STUDY DESIGN AND METHODS: Cord blood, donated on the labor ward at the provincial hospital in Mombasa, was cultured soon after collection (screening culture) and after a period of storage (poststorage culture). Conventional blood transfused to children at the hospital was cultured only at the time of issue (poststorage culture). Maternal sera (cord blood) and conventional blood donations were also screened for transfusion-transmitted infection.

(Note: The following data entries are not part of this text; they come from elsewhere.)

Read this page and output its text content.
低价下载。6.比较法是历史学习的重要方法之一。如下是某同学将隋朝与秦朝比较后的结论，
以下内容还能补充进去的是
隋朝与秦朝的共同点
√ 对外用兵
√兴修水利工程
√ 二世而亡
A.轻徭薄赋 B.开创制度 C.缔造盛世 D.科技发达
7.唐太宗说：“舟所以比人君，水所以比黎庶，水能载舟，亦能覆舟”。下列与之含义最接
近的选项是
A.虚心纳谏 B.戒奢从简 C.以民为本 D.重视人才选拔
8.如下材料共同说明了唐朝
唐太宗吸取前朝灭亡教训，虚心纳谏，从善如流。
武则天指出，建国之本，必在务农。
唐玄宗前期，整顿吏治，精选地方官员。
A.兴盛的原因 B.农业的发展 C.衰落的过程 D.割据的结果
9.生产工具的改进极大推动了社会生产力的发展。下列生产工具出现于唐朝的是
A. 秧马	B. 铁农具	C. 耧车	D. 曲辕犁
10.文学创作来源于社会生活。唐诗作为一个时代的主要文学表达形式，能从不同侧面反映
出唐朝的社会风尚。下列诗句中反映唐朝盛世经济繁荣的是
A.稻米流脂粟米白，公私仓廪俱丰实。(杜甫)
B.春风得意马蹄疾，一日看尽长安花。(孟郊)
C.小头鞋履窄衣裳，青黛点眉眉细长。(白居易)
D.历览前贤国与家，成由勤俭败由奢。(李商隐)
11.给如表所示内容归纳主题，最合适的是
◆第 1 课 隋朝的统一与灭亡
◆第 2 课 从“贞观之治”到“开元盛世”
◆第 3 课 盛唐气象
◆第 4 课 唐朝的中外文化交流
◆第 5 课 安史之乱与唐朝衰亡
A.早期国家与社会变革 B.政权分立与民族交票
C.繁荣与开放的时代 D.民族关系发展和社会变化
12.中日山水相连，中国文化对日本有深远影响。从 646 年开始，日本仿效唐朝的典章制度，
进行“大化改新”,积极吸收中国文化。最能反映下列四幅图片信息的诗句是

RESULTS: At poststorage culture, the overall contamination rate of cord blood was one-third that of conventional blood (13/449 vs. 38/434; odds ratio [OR], 0.31; 95% confidence interval [CI], 0.15-0.61) and for bacteria of high pathogenic potential it was half that of conventional blood (4/449 vs. 7/434; OR, 0.55; 95% CI, 0.12-2.18). Screening cultures were positive in 50% (2/4) of cord blood packs where an organism of high pathogenic potential was isolated at poststorage culture. Cord blood donors had a lower seroreactivity than conventional donors for human immunodeficiency virus (OR, 0.63; 95% CI, 0.29-1.18), hepatitis B virus (OR, 0.32; 95% CI, 0.16-0.59), and hepatitis C virus (OR, 0.20; 95% CI, 0.24-0.76). For syphilis, initial seroreactivity in cord blood donors was 3.8% compared to 1.8% in conventional blood donors (OR, 2.10; 95% CI, 1.15-3.60) but was 0.5% after retesting.
CONCLUSION: With respect to bacterial contamination and seroreactivity for transfusion-transmitted infection, the safety of cord blood in Mombasa compares favorably with conventional blood. Clinical trials of cord blood transfusion are justified.